In Only God Forgives, Nicolas Winding Refn and Ryan Gosling team up for their second bloody go-round after finding success with their 2011 car chase noir Drive. The pair is a good one — a director with a hyper-stylized eye and a penchant for flourishes of quick, bloody violence that would make Sam Peckinpah nod in appreciation and a laconic actor, enigmatic and bristling, a brooding baby-faced brute capable of unspeakable savagery.

In Drive, the story was rooted in a true antihero who comes to the aid of the hapless family next door. It was a simple setup that played out in the darkest recesses of the black -and-white spectrum. Here though, there’s not a true right or just corner, as those who mete out justice by disemboweling their enemies later prove to be morally ambiguous and, as the page turns, perhaps even the face of evil. Mind you, there’s nothing wrong with moral ambiguity and gray areas — they can texture a film with piquant provocation and soul-searching exploration, but when the motivation and driving tenets become hollow and arbitrary, any connection the filmmaker attempts to forge with the audience gets lost in a sea of senseless violence.

And that’s pretty much what happens here. Gosling’s Julian and his brother Billy (Tom Burke) are expats running a boxing gym in Bangkok, which is really a front for a drug trafficking ring run by their brassy mother (Kristin Scott Thomas). Right out of the gate, Billy mentions he’s “got a date with the devil,” and runs off and rapes and brutally murders an underage sex worker. The local police chief, Chang (Vithaya Pansringarm) allows the father of the girl to bludgeon Billy to death in retaliation, and then cuts off the father’s arm for allowing his daughter to work in the sex trade.

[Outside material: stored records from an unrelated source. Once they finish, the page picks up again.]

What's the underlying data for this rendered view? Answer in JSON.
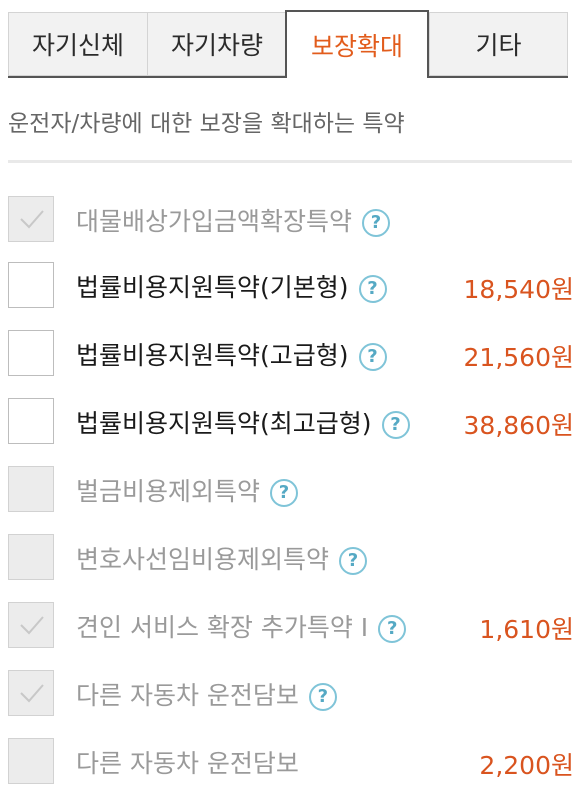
{
  "tabs": [
    {
      "label": "자기신체"
    },
    {
      "label": "자기차량"
    },
    {
      "label": "보장확대",
      "active": true
    },
    {
      "label": "기타"
    }
  ],
  "description": "운전자/차량에 대한 보장을 확대하는 특약",
  "items": [
    {
      "label": "대물배상가입금액확장특약",
      "price": "",
      "checked": true,
      "disabled": true
    },
    {
      "label": "법률비용지원특약(기본형)",
      "price": "18,540원",
      "checked": false,
      "disabled": false
    },
    {
      "label": "법률비용지원특약(고급형)",
      "price": "21,560원",
      "checked": false,
      "disabled": false
    },
    {
      "label": "법률비용지원특약(최고급형)",
      "price": "38,860원",
      "checked": false,
      "disabled": false
    },
    {
      "label": "벌금비용제외특약",
      "price": "",
      "checked": false,
      "disabled": true
    },
    {
      "label": "변호사선임비용제외특약",
      "price": "",
      "checked": false,
      "disabled": true
    },
    {
      "label": "견인 서비스 확장 추가특약 I",
      "price": "1,610원",
      "checked": true,
      "disabled": true
    },
    {
      "label": "다른 자동차 운전담보",
      "price": "",
      "checked": true,
      "disabled": true
    },
    {
      "label": "다른 자동차 운전담보",
      "price": "2,200원",
      "checked": false,
      "disabled": true
    }
  ],
  "help_icon": "question-circle-icon",
  "help_glyph": "?",
  "colors": {
    "accent": "#e25c1c",
    "price": "#d9541f",
    "help": "#55a9c4"
  }
}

Julian is ultimately enlisted by his mother to exact revenge, and Only God Forgives settles into a blood feud between the transplanted Americans and Chang. The characters’ moral ambiguity only grows, as Julian becomes conflicted when he learns of his brother’s atrocity, plus there are hints of a strange and titillating sexual tension with mom.

Speaking of mom, Scott Thomas nearly steals every scene she’s in. Some are fine moments of weary female assertion, others ride dangerously close to the Mommy Dearest camp, and then there are those moments that come out of left field — like when she meets Julian’s girlfriend (a dancer in a strip club) and refers to her as a “cum dumpster.”

Gosling as Julian here feels like a blanched-out version of his cool driver from Drive and Pansringarm’s stoic Chang practically floats through the movie as an arcane ghost. Against the bigger, younger, and more physically imposing Billy or Julian, Chang remains calm, poised, and in command. His sangfroid is an eerie prelude to death, and his lethal capabilities include a samurai saber covertly holstered along the spine of his back. Whenever it comes out, someone bleeds in ample spurts.

Refn, who is Danish and made the devilishly taut prison film Bronson, has made films in L.A., the U.K., and Asia, and with timeframes that have spanned as far back as the Vikings (Valhalla Rising). At the heart of all of Refn’s work there is always the embattled male, outside the bounds of the law and pressed up against a wall. His style, too, is signature: long telescopic shots of hallways bathed in red, dark rooms, and a seamless integration of soundtrack, action, and mood. There’s no doubt these techniques make for an effective film. But the one thing that Refn should keep in mind is that no matter how richly choreographed his arterial spray and how deep his underground abyss, his story and its characters must have heart and soul.